Scope has enlisted the efforts of several curators this year, and before I got much further, Scope director Jeffrey Lawson called one of them on his cell and arranged an impromptu tour of "Truly Truthful," a show of pan-Asian art -- 30 artist from 15 countries -- assembled by the estimable Leeza Ahmady, an Afghanistan-born curator who lives in New York and works for Asia Society.

"Truly Truthful" suggests a quest for a deeper honesty, and listening to Ahmady’s impassioned remarks made me realize that not only are curators charged with finding new art, but they also must buttress their discoveries with words. One of Ahmady’s choices, a black-and-white video of a Western bicycle that its Afghan owner had set on fire, she described as emblematic of resistance to civilization via colonization.
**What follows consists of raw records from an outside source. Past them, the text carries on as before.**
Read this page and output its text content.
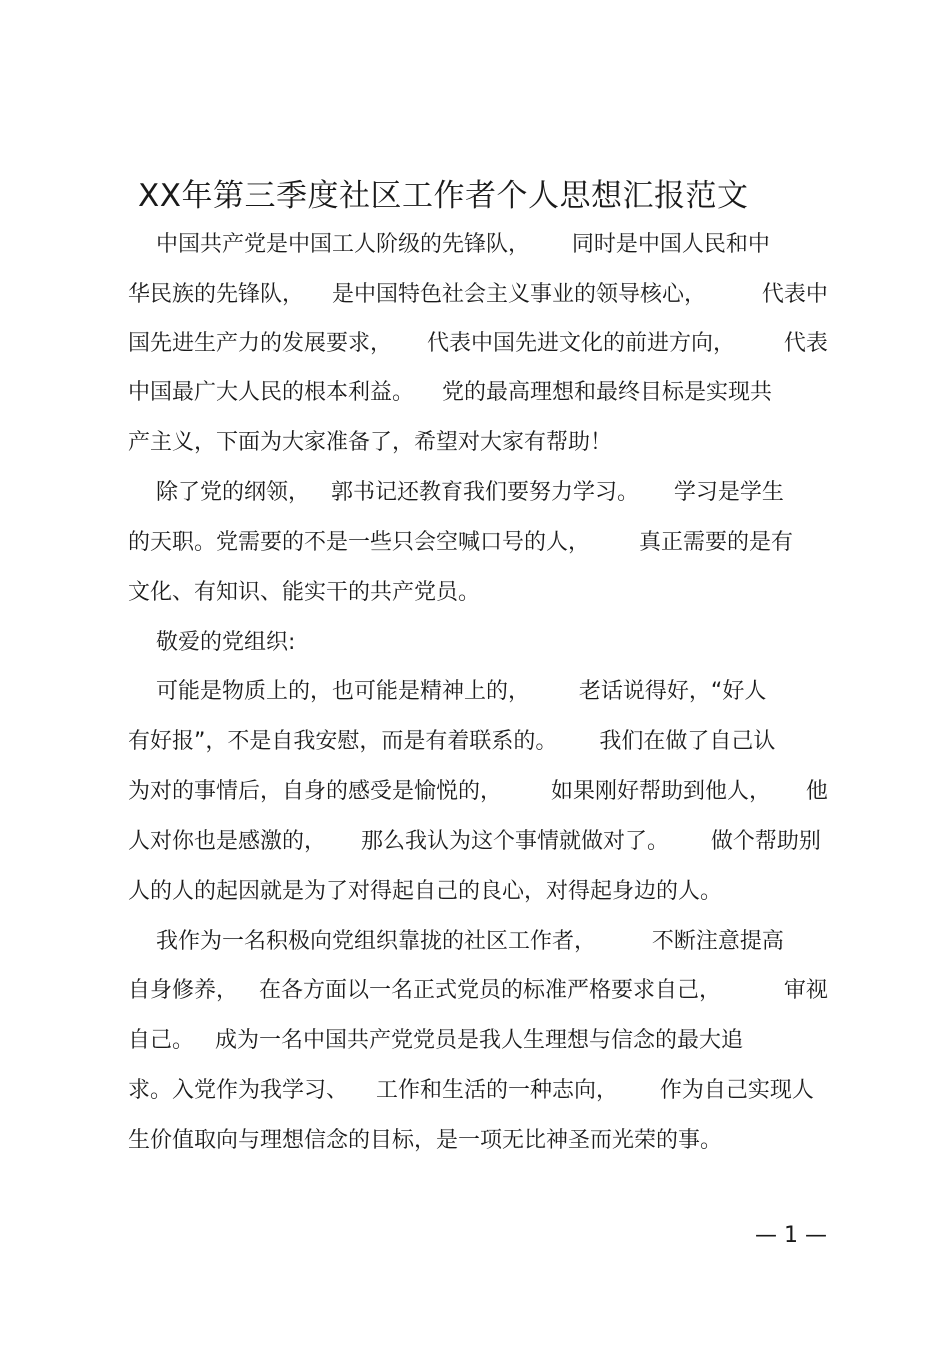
XX年第三季度社区工作者个人思想汇报范文
中国共产党是中国工人阶级的先锋队，      同时是中国人民和中
华民族的先锋队，    是中国特色社会主义事业的领导核心，        代表中
国先进生产力的发展要求，     代表中国先进文化的前进方向，       代表
中国最广大人民的根本利益。    党的最高理想和最终目标是实现共
产主义，下面为大家准备了，希望对大家有帮助！
除了党的纲领，   郭书记还教育我们要努力学习。     学习是学生
的天职。党需要的不是一些只会空喊口号的人，       真正需要的是有
文化、有知识、能实干的共产党员。
敬爱的党组织:
可能是物质上的，也可能是精神上的，       老话说得好，“好人
有好报”，不是自我安慰，而是有着联系的。      我们在做了自己认
为对的事情后，自身的感受是愉悦的，       如果刚好帮助到他人，     他
人对你也是感激的，     那么我认为这个事情就做对了。      做个帮助别
人的人的起因就是为了对得起自己的良心，对得起身边的人。
我作为一名积极向党组织靠拢的社区工作者，        不断注意提高
自身修养，   在各方面以一名正式党员的标准严格要求自己，         审视
自己。   成为一名中国共产党党员是我人生理想与信念的最大追
求。入党作为我学习、    工作和生活的一种志向，      作为自己实现人
生价值取向与理想信念的目标，是一项无比神圣而光荣的事。
— 1 —
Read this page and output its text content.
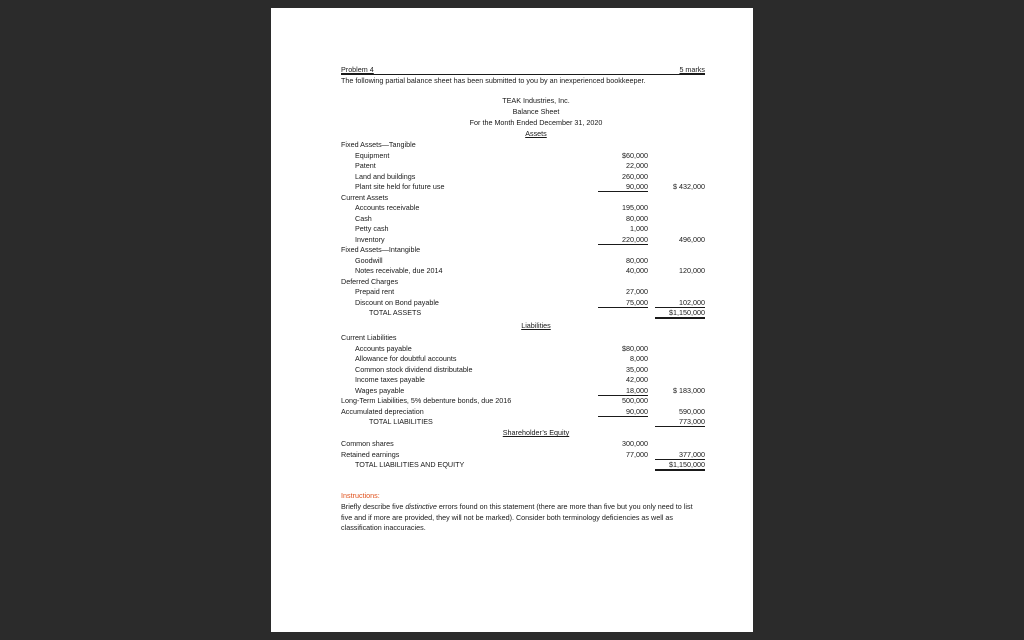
Problem 4	5 marks
The following partial balance sheet has been submitted to you by an inexperienced bookkeeper.
TEAK Industries, Inc.
Balance Sheet
For the Month Ended December 31, 2020
Assets
Fixed Assets—Tangible
Equipment	$60,000
Patent	22,000
Land and buildings	260,000
Plant site held for future use	90,000	$ 432,000
Current Assets
Accounts receivable	195,000
Cash	80,000
Petty cash	1,000
Inventory	220,000	496,000
Fixed Assets—Intangible
Goodwill	80,000
Notes receivable, due 2014	40,000	120,000
Deferred Charges
Prepaid rent	27,000
Discount on Bond payable	75,000	102,000
TOTAL ASSETS	$1,150,000
Liabilities
Current Liabilities
Accounts payable	$80,000
Allowance for doubtful accounts	8,000
Common stock dividend distributable	35,000
Income taxes payable	42,000
Wages payable	18,000	$ 183,000
Long-Term Liabilities, 5% debenture bonds, due 2016	500,000
Accumulated depreciation	90,000	590,000
TOTAL LIABILITIES	773,000
Shareholder’s Equity
Common shares	300,000
Retained earnings	77,000	377,000
TOTAL LIABILITIES AND EQUITY	$1,150,000
Instructions:
Briefly describe five distinctive errors found on this statement (there are more than five but you only need to list five and if more are provided, they will not be marked). Consider both terminology deficiencies as well as classification inaccuracies.
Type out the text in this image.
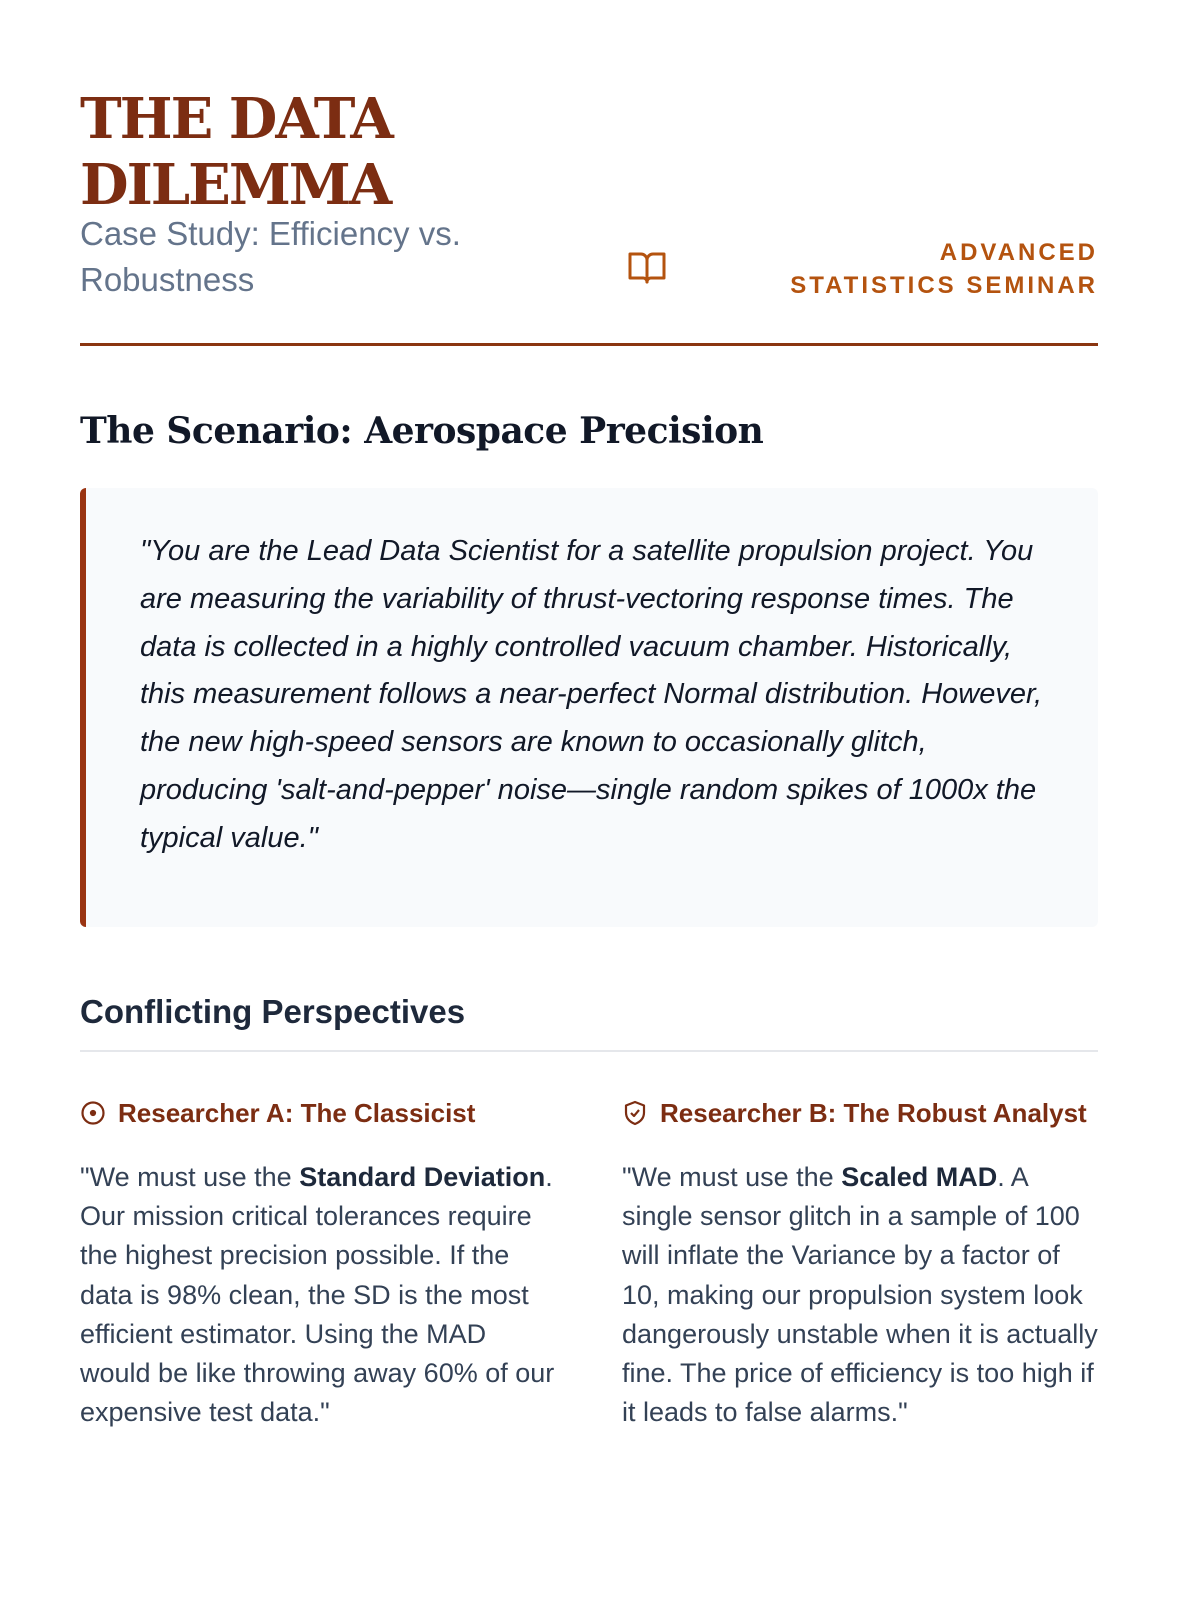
THE DATA DILEMMA
Case Study: Efficiency vs. Robustness
ADVANCED STATISTICS SEMINAR
The Scenario: Aerospace Precision
"You are the Lead Data Scientist for a satellite propulsion project. You are measuring the variability of thrust-vectoring response times. The data is collected in a highly controlled vacuum chamber. Historically, this measurement follows a near-perfect Normal distribution. However, the new high-speed sensors are known to occasionally glitch, producing 'salt-and-pepper' noise—single random spikes of 1000x the typical value."
Conflicting Perspectives
Researcher A: The Classicist

"We must use the Standard Deviation. Our mission critical tolerances require the highest precision possible. If the data is 98% clean, the SD is the most efficient estimator. Using the MAD would be like throwing away 60% of our expensive test data."

Researcher B: The Robust Analyst

"We must use the Scaled MAD. A single sensor glitch in a sample of 100 will inflate the Variance by a factor of 10, making our propulsion system look dangerously unstable when it is actually fine. The price of efficiency is too high if it leads to false alarms."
I couldn’t help but waste her time, but eventually her waiting companions came and dragged her away to go to the ABMB vernissage. Me, I was hearing the siren call of a whole list of publicist-abetted events at swanky hotels along Collins Avenue, including something involving Bruce High Quality Foundation promoted by Vito Schnabel, but I couldn’t find a parking place.

Better luck was had at the Delano Hotel, where you couldn’t even go inside unless you were on a guest list. Something called AnOther Magazine was throwing a party on the roof, with a buffet, alcoholic punches and a DJ. I beat it out of there in short order, but not without collecting copies of the mag, which is quite thick and published in male and female versions. Wonder which one to open first?

WALTER ROBINSON is editor of Artnet Magazine.